Jiang Fei, Haneuse Sebastien
Department of Statistics, University of South Carolina.
Department of Biostatistics, Harvard University.
Scand Stat Theory Appl. 2017 Mar;44(1):112-129. doi: 10.1111/sjos.12244. Epub 2016 Aug 31.
In the analysis of semi-competing risks data interest lies in estimation and inference with respect to a so-called non-terminal event, the observation of which is subject to a terminal event. Multi-state models are commonly used to analyse such data, with covariate effects on the transition/intensity functions typically specified via the Cox model and dependence between the non-terminal and terminal events specified, in part, by a unit-specific shared frailty term. To ensure identifiability, the frailties are typically assumed to arise from a parametric distribution, specifically a Gamma distribution with mean 1.0 and variance, say, σ. When the frailty distribution is misspecified, however, the resulting estimator is not guaranteed to be consistent, with the extent of asymptotic bias depending on the discrepancy between the assumed and true frailty distributions. In this paper, we propose a novel class of transformation models for semi-competing risks analysis that permit the non-parametric specification of the frailty distribution. To ensure identifiability, the class restricts to parametric specifications of the transformation and the error distribution; the latter are flexible, however, and cover a broad range of possible specifications. We also derive the semi-parametric efficient score under the complete data setting and propose a non-parametric score imputation method to handle right censoring; consistency and asymptotic normality of the resulting estimators is derived and small-sample operating characteristics evaluated via simulation. Although the proposed semi-parametric transformation model and non-parametric score imputation method are motivated by the analysis of semi-competing risks data, they are broadly applicable to any analysis of multivariate time-to-event outcomes in which a unit-specific shared frailty is used to account for correlation. Finally, the proposed model and estimation procedures are applied to a study of hospital readmission among patients diagnosed with pancreatic cancer.
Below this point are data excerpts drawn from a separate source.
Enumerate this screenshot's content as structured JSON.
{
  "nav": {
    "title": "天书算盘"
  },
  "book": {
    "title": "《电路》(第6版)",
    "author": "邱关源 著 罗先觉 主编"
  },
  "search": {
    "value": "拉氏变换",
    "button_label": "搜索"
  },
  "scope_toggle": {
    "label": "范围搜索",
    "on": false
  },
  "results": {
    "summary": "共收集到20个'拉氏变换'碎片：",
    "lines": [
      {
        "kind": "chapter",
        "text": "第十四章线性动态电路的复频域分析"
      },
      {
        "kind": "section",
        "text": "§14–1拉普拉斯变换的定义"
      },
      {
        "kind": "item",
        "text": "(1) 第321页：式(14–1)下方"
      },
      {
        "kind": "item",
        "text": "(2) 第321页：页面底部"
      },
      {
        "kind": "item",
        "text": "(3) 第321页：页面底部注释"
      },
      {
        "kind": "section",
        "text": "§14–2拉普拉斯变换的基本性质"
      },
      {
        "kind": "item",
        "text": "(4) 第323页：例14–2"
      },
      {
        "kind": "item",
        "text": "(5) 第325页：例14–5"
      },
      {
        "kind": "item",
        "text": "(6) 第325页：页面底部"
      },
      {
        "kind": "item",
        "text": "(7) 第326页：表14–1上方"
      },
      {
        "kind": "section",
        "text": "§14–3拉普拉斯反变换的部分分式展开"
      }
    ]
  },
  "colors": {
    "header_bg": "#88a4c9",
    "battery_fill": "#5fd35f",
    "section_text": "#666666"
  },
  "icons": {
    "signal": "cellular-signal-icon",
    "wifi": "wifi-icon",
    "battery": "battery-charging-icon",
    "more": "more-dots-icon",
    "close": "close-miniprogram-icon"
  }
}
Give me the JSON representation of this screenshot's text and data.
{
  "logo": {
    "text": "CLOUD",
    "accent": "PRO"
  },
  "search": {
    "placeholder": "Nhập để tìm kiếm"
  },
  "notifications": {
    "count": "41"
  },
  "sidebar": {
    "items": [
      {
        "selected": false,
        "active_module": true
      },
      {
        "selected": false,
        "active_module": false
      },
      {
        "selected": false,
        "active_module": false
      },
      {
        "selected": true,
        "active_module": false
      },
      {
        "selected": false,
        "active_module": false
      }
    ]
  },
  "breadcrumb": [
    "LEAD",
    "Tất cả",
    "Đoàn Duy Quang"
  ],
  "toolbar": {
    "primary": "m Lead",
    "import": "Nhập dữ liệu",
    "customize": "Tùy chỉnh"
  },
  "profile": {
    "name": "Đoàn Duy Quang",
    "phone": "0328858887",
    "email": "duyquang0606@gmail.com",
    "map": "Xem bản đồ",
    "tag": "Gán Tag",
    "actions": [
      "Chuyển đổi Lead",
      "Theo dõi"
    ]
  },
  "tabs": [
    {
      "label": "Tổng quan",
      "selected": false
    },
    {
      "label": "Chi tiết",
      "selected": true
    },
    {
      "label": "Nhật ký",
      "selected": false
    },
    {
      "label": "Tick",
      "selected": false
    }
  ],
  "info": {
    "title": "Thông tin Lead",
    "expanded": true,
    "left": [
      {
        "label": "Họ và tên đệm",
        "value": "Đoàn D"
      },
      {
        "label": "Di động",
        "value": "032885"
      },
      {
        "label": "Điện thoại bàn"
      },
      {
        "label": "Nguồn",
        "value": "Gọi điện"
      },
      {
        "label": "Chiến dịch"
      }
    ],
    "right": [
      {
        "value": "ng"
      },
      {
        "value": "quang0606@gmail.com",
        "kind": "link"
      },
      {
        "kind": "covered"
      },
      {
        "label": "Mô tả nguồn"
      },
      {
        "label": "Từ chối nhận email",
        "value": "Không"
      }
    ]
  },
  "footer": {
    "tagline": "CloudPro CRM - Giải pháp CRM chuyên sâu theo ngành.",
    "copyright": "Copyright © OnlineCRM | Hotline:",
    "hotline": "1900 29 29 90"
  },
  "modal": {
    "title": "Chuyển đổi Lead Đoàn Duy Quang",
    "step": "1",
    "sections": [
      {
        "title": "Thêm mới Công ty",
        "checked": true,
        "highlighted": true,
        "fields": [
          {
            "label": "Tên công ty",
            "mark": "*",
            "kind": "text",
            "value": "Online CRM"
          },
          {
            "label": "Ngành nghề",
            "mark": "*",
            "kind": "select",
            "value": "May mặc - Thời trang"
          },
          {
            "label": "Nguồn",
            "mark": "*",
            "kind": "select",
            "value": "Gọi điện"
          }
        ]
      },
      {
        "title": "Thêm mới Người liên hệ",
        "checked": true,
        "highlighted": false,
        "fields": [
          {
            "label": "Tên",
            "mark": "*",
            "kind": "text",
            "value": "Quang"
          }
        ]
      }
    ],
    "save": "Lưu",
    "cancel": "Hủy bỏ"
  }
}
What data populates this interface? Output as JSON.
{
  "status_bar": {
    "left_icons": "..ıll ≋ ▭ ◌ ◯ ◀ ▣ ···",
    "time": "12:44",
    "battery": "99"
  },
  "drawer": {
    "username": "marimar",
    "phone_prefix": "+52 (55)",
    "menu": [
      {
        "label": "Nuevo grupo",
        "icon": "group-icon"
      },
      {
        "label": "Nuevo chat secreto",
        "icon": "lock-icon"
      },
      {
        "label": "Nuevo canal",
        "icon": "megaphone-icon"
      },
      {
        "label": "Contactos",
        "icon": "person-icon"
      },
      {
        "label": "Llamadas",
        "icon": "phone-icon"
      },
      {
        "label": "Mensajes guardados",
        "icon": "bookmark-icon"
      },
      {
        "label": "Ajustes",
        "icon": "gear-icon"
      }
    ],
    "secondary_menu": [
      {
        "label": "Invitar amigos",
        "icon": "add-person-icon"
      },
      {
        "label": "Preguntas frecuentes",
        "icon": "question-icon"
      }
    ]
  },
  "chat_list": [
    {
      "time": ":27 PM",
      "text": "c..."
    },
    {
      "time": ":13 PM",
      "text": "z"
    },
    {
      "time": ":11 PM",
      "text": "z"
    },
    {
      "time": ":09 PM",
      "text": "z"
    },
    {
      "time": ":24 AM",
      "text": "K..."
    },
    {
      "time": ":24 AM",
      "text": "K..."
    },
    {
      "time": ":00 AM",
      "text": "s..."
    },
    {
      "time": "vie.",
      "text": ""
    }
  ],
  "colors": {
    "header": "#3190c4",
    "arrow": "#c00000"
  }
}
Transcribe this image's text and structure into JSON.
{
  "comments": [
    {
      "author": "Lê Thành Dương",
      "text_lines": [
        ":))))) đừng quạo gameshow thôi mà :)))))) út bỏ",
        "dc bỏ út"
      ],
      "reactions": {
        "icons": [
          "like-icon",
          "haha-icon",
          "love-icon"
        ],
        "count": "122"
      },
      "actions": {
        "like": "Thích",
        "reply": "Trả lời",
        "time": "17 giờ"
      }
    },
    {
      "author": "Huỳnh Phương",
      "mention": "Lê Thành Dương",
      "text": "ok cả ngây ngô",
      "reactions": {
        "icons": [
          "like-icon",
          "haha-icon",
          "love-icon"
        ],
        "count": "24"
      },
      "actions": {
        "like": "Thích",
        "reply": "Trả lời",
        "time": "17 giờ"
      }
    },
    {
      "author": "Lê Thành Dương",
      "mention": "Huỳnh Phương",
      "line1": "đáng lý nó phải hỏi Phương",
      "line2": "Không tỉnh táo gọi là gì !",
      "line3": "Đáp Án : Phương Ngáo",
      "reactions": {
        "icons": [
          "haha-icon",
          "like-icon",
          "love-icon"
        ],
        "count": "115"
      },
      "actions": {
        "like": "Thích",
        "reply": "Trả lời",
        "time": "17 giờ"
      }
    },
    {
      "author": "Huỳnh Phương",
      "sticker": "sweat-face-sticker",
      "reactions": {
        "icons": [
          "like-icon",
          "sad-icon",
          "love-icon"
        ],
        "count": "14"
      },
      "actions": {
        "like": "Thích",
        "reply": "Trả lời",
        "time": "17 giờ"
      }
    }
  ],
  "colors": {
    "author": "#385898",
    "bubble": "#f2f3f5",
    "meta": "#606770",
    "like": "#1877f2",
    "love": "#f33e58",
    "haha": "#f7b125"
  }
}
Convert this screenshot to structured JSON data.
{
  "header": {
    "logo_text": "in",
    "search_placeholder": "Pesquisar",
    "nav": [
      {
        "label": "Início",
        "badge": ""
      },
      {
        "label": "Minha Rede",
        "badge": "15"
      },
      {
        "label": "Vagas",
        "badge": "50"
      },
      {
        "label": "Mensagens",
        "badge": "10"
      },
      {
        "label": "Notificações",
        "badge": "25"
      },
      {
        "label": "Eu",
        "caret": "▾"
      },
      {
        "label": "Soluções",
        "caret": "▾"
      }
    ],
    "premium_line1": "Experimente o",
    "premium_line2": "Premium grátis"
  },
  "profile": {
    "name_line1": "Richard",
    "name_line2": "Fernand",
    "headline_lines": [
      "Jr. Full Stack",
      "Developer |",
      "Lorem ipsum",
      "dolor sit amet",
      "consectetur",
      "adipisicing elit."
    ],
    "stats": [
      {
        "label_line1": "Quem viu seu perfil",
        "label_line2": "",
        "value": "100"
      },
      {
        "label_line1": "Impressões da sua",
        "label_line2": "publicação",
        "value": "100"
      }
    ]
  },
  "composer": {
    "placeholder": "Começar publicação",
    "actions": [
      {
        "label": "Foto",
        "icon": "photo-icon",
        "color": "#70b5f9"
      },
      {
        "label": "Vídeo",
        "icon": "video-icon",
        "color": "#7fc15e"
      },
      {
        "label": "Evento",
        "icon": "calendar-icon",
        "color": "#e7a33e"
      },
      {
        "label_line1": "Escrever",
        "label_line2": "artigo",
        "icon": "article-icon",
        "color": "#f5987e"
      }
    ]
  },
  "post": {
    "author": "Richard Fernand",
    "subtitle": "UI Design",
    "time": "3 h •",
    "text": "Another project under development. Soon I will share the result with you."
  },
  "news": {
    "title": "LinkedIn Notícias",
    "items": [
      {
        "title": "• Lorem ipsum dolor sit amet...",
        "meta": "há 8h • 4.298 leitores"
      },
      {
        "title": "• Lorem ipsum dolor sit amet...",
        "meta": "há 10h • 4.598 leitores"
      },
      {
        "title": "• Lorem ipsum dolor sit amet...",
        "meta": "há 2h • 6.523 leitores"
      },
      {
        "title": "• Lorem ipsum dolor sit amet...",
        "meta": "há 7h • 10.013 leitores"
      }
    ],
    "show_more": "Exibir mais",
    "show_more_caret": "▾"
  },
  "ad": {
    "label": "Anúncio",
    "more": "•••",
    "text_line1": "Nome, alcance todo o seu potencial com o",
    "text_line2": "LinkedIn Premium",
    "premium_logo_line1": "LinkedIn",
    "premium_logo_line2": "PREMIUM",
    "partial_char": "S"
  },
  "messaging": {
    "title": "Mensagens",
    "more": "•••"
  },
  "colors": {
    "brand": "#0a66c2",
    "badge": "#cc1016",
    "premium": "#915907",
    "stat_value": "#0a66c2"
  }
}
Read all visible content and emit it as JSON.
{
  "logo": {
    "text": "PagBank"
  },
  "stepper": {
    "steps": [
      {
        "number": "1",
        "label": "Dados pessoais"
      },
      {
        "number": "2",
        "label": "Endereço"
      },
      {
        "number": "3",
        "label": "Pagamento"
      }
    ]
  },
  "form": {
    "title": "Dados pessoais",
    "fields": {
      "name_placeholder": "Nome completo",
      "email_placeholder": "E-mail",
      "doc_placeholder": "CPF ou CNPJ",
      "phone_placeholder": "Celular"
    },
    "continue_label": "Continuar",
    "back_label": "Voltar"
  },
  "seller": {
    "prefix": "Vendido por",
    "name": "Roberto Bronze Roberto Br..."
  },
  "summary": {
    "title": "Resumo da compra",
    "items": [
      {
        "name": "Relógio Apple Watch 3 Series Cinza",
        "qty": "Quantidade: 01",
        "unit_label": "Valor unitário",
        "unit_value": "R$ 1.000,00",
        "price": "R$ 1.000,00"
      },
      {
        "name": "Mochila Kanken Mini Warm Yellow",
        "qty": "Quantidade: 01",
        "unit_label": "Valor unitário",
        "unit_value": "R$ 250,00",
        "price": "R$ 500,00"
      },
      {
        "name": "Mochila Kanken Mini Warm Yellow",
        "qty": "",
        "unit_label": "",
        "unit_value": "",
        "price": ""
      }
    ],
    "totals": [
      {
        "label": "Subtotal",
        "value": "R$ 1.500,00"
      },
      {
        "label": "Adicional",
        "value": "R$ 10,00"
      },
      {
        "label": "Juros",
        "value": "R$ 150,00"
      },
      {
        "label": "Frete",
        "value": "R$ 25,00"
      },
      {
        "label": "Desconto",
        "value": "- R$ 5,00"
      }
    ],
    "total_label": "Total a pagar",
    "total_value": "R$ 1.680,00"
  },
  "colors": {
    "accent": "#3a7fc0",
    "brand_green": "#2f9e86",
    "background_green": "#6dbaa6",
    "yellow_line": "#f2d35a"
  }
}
在对半竞争风险数据的分析中,关注点在于对所谓的非终端事件进行估计和推断,对该事件的观察受到终端事件的影响。多状态模型通常用于分析此类数据,协变量对转移/强度函数的影响通常通过Cox模型指定,非终端事件和终端事件之间的依赖性部分通过单位特定的共享脆弱项指定。为确保可识别性,通常假设脆弱性来自参数分布,具体而言是均值为1.0且方差为σ(比如说)的伽马分布。然而,当脆弱性分布被错误指定时,所得估计量不能保证是一致的,渐近偏差的程度取决于假设的和真实的脆弱性分布之间的差异。在本文中,我们提出了一类用于半竞争风险分析的新型变换模型,该模型允许对脆弱性分布进行非参数指定。为确保可识别性,该类模型限制为变换和误差分布的参数指定;不过,后者具有灵活性,涵盖了广泛的可能指定。我们还推导了完全数据设置下的半参数有效得分,并提出了一种非参数得分插补方法来处理右删失;推导了所得估计量的一致性和渐近正态性,并通过模拟评估了小样本操作特性。尽管所提出的半参数变换模型和非参数得分插补方法是由半竞争风险数据分析推动的,但它们广泛适用于任何多变量事件发生时间结果的分析,其中使用单位特定的共享脆弱性来考虑相关性。最后,将所提出的模型和估计程序应用于一项对诊断为胰腺癌患者的医院再入院研究。